Before cleaning the data, we have 985 types of events.
Let's start by normalizing both spaces and other special characters, as well enforcing a consistent case.
# Remove extraneous whitespace
data$EVTYPE <- gsub("\\s+", " ", as.character(data$EVTYPE))
data$EVTYPE <- gsub("^\\s+|\\s+$", "", data$EVTYPE)
# Normalize case
data$EVTYPE <- tolower(data$EVTYPE)
After ensure the case is correct, we have 883 types of events.
We also would like to remove small variations such as variations on the word “hurricane”:
unique(data$EVTYPE[grep("hurricane", data$EVTYPE)])
## [1] "hurricane opal/high winds" "hurricane erin"
## [3] "hurricane opal" "hurricane"
## [5] "hurricane-generated swells" "hurricane emily"
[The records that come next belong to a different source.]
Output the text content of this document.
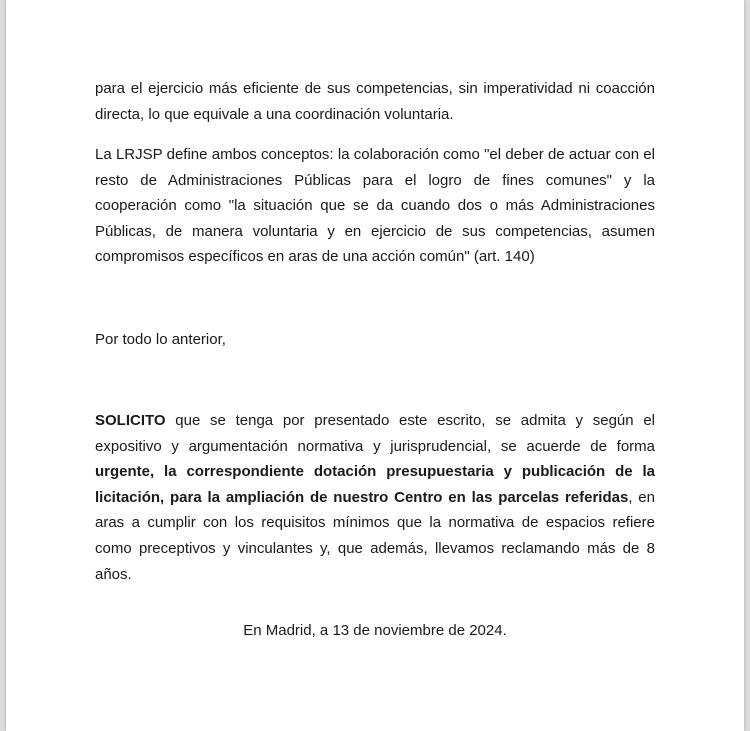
para el ejercicio más eficiente de sus competencias, sin imperatividad ni coacción directa, lo que equivale a una coordinación voluntaria.

La LRJSP define ambos conceptos: la colaboración como "el deber de actuar con el resto de Administraciones Públicas para el logro de fines comunes" y la cooperación como "la situación que se da cuando dos o más Administraciones Públicas, de manera voluntaria y en ejercicio de sus competencias, asumen compromisos específicos en aras de una acción común" (art. 140)

Por todo lo anterior,

SOLICITO que se tenga por presentado este escrito, se admita y según el expositivo y argumentación normativa y jurisprudencial, se acuerde de forma urgente, la correspondiente dotación presupuestaria y publicación de la licitación, para la ampliación de nuestro Centro en las parcelas referidas, en aras a cumplir con los requisitos mínimos que la normativa de espacios refiere como preceptivos y vinculantes y, que además, llevamos reclamando más de 8 años.

En Madrid, a 13 de noviembre de 2024.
## [7] "hurricane gordon" "hurricane felix"
## [9] "hurricane edouard" "hurricane/typhoon"
We can eliminate the variations by replacing all EVTYPE strings containing the word with the word itself.
words_to_search <- c("hurricane", "tornado", "flood", "wind", "heat")
for (word in words_to_search) {
print(paste("Replacing", length(unique(data[grep(word, data$EVTYPE), ]$EVTYPE)),
"variations with", word, "."))
data[grep(word, data$EVTYPE), ]$EVTYPE <- word
}
## [1] "Replacing 10 variations with hurricane ."
## [1] "Replacing 15 variations with tornado ."
## [1] "Replacing 97 variations with flood ."
## [1] "Replacing 200 variations with wind ."
## [1] "Replacing 14 variations with heat ."
Now we must ensure the units and scale are consistent. Scaling is required for both property and crop damage quantities.
scaleValue <- function(value, scaler) {
if (is.na(scaler)) {
return(0)
}
if (tolower(scaler) == "k")
scaleValue <- 1000 * value
if (tolower(scaler) == "m")
scaleValue <- 1e+06 * value
if (tolower(scaler) == "h")
scaleValue <- 100 * value
if (tolower(scaler) == "b")
scaleValue <- 1e+09 * value else scaleValue <- value
}
data$property_damage <- mapply(data$PROPDMG, data$PROPDMGEXP, FUN = scaleValue)
data$crop_damage <- mapply(data$CROPDMG, data$CROPDMGEXP, FUN = scaleValue)
We can then aggregate to find totals for fatalities, injuries, property damage, and crop damage.
agg_data <- aggregate(cbind(FATALITIES, INJURIES, property_damage, crop_damage) ~
EVTYPE, data, FUN = sum)
If an event occured with no injuries, fatalities or property damage it is not interesting for this analysis.
interesting_data <- agg_data[agg_data$property_damage > 0 | agg_data$INJURIES >
0 | agg_data$FATALITIES > 0 | agg_data$crop_damage > 0, ]
top_n <- 10
The cost to population health of storms can be measured with injuries and fatalities.
top_n_fatality <- interesting_data[order(-interesting_data$FATALITIES)[1:top_n],
]
# dotchart(top_n_fatality$FATALITIES, top_n_fatality$EVTYPE)
chart_matrix <- as.matrix(rbind(top_n_fatality$FATALITIES, top_n_fatality$INJURIES))
colnames(chart_matrix) <- top_n_fatality$EVTYPE
rownames(chart_matrix) <- c("fatalities", "injuries")
dotchart(chart_matrix, col = rainbow(2), xlab = "incidents", main = paste("Top",
top_n, "event types in terms of human health costs"))
legend("bottomright", c("fatalities", "injuries"), fill = rainbow(2))
From this, we can see that tornadoes have the highest cost to human health followed by heat and flash flooding.
The economic cost can be measured in the US dollar cost of the damage to property and crops.
top_n_crop <- interesting_data[order(-(interesting_data$property_damage + interesting_data$crop_damage))[1:top_n],
]
chart_matrix <- as.matrix(rbind(top_n_crop$crop_damage, top_n_crop$property_damage))
colnames(chart_matrix) <- top_n_crop$EVTYPE
rownames(chart_matrix) <- c("crop", "property")
dotchart(chart_matrix, col = rainbow(2), xlab = "Damage in USD", main = paste("Top",
top_n, "event types in terms of economic costs"))
legend("bottomright", c("crop damage", "property damage"), fill = rainbow(2))
From this, we can see that floods have the highest economic cost followed by hurricanes and storm surges.
Tornados appear to be the worst on the cost to human lives, and floods have the highest costs in property values. One thing to keep in mind is that both weather events are localized to specific geographic regions. A realistic risk model for any particular location should take into account the location being considered.